In 2024 besides the ongoing empirical fieldwork in several European countries, and the integration of preliminary research insights in undergraduate and postgraduate seminars at Concordia University and Leuphana University Lüneburg, the interim outputs included the following:
Public lectures and Conference Presentations:
- 16.02.2024 Crowdus: Keynote lecture at “Explorations on Decolonization and the Study of Religion" colloquium, McGill University, Montreal, Canada
- 28.05.2024 Crowdus: “Sounding Judaism in Dead Spaces: Contesting Heritage through Aesthetic Reclamation and Reanimation” Canadian Society for Jewish Studies, York, Canada
- 05.06.2024 Kagan: corporeally complexity-reflecting group workshop/game “Jewish Village Triangles: Reflecting on ‘Authorizations of Jewish Heritage’ through an embodied systems game workshop”, Annual Forum of the DFG SPP Jewish Cultural Heritage, Warsaw, Poland.
- 17.06.2024 Crowdus: “Unsettling Pilgrimages: Canadian-Jewish Encounters with Jewish Cultural Heritage in Germany” Association for Canadian Jewish Studies, Montreal, Canada
- 26.06.2024 Kagan: “Radicalizing Aesthetics of Complexity with Iridescence?” Guest Speaker opening the workshop on “Sustainability, Imagination and Aesthetics”, Institute of Advanced Studies and Institute for Sustainability, University of Surrey, Guildford, U.K.
- 27.06.2024 Kagan: “A response-ability for radical complexity in artistic spaces of possibilities and/or potentiality”, Keynote Speaker (online), International Seminar “Modes of Production: Performing Arts and the Ecological Transition”, Center for Interdisciplinary Studies (CIS), University of Coimbra, Portugal
- 8.7.2024 Crowdus: “Sounding Judaism in Dead Spaces: Contesting Heritage through Aesthetic Reclamation and Reanimation” on the panel “Jewish Minority Agency in the Public Sphere”, British and Irish Association for Jewish Studies, Bristol, U.K.
- 15.12.2024 2 presentations: Crowdus, “Performing Destigmatization: Contesting Antisemitism and Polarized Narratives in the Public Sphere through Sonic and Musical Activism”; Kagan, “Queeridescent Jewish Archetypes in the Works of a Few Contemporary Artist”, within the Panel by Kathryn Huether, Miranda Crowdus and Sacha Kagan: “Antisemitism and Destigmatizing Counteractions in the Public Sphere: Affect, Power, and Performativity Post-October 7th, 2023”, Association for Jewish Studies 56th Annual Conference (online)
Four publications linked to the initial theoretical and empirical research insights emerging from the project (see also the publications listed in last year’s report):
- Crowdus, M. 2024. “Jewish Music Pedagogies and Cultural Sustainability: Case Studies from Lower Saxony and Quebec”. Canadian Jewish Studies, 38, 56-84.
- Crowdus, M. 2024. “Decolonial Affordances: Sounding and Listening Interventions in Higher Education” Arc: The Journal of the School of Religious Studies, 51, 76-120.
- Crowdus, M. 2024. “Foreword”. In Sarah M. Ross, The Moral Heritage: On the Sustainability of Jewish Musical Heritage in 21st Century Germany.
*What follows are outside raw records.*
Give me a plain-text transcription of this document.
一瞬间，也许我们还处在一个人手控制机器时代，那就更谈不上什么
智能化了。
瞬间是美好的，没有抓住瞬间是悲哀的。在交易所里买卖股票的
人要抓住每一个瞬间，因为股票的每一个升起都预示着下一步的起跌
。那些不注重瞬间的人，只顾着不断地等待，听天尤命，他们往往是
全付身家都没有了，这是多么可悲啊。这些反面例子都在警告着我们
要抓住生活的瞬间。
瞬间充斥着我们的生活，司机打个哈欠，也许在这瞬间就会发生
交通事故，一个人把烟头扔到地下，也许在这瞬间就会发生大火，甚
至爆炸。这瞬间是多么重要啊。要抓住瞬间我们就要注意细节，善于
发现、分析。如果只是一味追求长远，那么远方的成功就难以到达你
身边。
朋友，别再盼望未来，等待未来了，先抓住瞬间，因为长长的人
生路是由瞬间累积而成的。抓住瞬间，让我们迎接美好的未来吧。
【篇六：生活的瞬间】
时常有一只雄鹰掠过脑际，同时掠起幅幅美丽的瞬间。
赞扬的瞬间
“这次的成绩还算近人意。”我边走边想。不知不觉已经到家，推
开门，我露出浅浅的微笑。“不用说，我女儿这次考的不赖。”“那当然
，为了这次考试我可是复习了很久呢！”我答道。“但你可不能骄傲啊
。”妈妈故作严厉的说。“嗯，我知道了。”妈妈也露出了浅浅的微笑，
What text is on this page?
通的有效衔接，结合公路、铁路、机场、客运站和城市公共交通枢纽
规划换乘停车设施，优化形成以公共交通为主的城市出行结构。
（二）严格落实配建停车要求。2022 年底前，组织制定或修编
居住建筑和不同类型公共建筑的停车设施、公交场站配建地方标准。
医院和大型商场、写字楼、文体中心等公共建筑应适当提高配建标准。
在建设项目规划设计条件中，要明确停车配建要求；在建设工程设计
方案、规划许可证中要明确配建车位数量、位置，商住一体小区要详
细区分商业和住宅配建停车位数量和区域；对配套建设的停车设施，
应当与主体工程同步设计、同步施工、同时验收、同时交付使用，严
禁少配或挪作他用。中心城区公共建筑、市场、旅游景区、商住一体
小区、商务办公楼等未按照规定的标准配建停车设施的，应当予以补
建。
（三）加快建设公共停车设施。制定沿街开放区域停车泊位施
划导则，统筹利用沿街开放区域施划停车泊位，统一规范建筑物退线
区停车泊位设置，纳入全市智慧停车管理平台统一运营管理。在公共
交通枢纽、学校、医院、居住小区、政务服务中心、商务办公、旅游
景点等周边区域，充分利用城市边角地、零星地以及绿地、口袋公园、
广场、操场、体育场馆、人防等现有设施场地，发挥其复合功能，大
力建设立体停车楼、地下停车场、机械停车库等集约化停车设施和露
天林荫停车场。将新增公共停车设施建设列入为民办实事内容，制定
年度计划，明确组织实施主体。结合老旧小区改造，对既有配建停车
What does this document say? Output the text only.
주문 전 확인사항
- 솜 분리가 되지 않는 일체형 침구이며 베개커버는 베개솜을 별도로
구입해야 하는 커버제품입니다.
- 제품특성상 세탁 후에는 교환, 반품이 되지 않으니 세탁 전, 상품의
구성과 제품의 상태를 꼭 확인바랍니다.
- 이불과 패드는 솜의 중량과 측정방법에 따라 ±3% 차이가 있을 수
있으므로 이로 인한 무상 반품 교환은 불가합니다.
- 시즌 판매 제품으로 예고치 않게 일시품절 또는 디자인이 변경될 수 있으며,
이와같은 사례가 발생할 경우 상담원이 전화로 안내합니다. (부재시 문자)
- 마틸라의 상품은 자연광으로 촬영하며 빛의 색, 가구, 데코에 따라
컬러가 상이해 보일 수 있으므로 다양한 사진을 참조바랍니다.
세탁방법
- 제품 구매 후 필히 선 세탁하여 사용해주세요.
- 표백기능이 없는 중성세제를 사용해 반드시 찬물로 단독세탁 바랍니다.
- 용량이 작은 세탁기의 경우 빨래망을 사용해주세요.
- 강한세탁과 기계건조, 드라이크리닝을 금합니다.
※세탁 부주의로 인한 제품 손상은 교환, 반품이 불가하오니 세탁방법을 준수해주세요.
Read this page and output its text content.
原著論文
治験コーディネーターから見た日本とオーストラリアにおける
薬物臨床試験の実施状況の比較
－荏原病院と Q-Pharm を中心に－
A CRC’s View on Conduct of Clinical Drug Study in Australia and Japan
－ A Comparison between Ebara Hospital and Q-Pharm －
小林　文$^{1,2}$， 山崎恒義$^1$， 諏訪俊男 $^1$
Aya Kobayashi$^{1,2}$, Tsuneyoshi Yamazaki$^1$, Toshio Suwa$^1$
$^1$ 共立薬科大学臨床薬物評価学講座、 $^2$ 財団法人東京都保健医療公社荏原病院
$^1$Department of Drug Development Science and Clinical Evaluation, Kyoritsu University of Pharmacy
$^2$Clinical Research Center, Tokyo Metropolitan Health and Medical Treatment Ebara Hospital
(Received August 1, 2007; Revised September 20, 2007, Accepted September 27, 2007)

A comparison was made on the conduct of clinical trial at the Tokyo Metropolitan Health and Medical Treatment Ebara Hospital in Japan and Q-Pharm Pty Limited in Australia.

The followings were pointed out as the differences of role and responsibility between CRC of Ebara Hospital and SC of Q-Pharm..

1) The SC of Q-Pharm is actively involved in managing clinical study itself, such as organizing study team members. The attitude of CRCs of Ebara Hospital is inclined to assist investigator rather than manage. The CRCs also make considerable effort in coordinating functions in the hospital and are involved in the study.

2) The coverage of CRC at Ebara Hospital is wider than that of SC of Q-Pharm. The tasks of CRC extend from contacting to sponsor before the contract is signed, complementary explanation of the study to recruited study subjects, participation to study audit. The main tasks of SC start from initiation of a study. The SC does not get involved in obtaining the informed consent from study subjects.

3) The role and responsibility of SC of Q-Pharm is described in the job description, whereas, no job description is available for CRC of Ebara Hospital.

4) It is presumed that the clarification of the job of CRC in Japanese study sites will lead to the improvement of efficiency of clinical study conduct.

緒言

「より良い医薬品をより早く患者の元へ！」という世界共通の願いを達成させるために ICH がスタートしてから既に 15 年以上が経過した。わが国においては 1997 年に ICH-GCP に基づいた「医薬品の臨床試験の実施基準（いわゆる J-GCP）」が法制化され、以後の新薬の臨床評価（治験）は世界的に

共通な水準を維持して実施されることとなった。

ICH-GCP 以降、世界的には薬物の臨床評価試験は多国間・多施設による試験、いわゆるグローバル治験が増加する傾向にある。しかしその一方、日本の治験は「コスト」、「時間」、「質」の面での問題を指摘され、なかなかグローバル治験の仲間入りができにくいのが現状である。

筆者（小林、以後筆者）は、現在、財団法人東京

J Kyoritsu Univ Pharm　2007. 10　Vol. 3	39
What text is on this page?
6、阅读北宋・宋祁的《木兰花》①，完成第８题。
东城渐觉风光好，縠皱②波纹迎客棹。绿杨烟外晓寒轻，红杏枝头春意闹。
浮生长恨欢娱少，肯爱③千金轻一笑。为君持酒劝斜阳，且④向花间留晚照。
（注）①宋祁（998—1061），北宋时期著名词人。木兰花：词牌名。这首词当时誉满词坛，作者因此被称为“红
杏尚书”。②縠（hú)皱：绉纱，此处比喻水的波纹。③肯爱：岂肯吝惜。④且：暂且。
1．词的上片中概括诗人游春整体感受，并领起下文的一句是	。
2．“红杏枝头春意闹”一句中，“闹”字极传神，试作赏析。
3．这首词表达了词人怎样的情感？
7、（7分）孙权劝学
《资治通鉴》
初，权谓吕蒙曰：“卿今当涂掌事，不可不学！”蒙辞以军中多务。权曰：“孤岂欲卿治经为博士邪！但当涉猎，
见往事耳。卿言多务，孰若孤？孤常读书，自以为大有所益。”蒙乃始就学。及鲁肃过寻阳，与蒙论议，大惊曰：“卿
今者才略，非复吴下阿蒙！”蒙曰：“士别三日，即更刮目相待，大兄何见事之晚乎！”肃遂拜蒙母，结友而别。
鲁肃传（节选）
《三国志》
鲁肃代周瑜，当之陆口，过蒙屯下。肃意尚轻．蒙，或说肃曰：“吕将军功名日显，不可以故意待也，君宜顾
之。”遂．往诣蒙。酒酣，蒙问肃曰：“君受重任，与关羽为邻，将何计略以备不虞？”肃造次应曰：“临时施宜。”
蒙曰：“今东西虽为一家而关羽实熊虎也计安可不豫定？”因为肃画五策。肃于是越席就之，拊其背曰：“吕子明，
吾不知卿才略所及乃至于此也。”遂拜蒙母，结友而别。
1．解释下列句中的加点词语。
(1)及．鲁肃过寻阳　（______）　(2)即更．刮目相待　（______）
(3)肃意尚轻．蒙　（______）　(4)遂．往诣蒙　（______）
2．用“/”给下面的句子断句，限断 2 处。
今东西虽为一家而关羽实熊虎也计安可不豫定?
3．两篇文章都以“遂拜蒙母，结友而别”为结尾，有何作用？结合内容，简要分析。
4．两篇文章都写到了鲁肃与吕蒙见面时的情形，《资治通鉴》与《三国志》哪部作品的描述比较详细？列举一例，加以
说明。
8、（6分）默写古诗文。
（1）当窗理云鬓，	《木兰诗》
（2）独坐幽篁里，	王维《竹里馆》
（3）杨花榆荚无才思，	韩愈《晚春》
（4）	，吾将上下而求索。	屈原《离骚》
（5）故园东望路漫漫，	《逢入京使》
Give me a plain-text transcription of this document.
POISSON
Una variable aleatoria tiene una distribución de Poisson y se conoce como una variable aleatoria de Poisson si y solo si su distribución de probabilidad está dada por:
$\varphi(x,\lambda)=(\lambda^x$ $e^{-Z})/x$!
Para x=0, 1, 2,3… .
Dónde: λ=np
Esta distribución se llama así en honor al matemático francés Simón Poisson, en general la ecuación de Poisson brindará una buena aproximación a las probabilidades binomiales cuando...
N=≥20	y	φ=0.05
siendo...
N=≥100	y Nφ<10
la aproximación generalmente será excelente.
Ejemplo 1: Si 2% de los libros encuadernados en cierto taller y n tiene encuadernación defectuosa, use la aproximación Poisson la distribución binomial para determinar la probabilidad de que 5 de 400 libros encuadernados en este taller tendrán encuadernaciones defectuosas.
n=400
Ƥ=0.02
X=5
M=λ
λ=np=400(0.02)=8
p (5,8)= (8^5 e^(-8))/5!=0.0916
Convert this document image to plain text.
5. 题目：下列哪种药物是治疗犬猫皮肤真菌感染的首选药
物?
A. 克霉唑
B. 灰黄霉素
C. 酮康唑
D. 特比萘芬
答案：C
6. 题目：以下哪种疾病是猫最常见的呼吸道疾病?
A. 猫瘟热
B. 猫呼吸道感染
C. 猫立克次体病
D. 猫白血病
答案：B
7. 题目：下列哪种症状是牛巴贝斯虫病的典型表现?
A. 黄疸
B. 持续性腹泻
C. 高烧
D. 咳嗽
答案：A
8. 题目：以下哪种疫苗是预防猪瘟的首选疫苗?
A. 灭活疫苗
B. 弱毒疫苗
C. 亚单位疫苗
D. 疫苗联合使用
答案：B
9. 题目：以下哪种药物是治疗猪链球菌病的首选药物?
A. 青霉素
Berlin: Peter Lang.
- Kagan, S. 2024 . “Lee Yeonsook’s Sustainable Place-Making”. In Yu Hyunju (Ed.), Running Stage. 2022-2023 작가조사연구비평. Artist Research Study Critique. Featured Artist: Lee Yeonsook 이연숙. Seoul: mwa press. (NB: Publication officially retro-dated by ARKO as: 2023)
Project-related outreach activities:
- 16.05.2024: Crowdus: “Oud Therapy: Jewish Music, Representation, and Diversity Post-October 7th 2023”, Adath Jeshurun Synagogue, Louisville, KY, USA (academic talk and musical performance)
- 04.06.2024: Crowdus: Keynote respondent “Synagogue Life and/as Cultural Heritage”, Annual Forum of the DFG SPP Jewish Cultural Heritage, Warsaw, Poland
- 30.07.2024: Crowdus: “Making Musical Archives: Sounding Musical Archives” presented at Fellowship NEH Summer Institute – “Content Warning: Engaging Trauma and Controversy in Research Collections,” Indiana University Bloomington, USA
- 03.11.2024: Crowdus: “Oud Therapy: Jewish Diversity and Representation” Musical workshop, Adath Israel Synagogue, Montreal, Canada
This project is financed by the German Research Foundation (DFG), project number 497299755.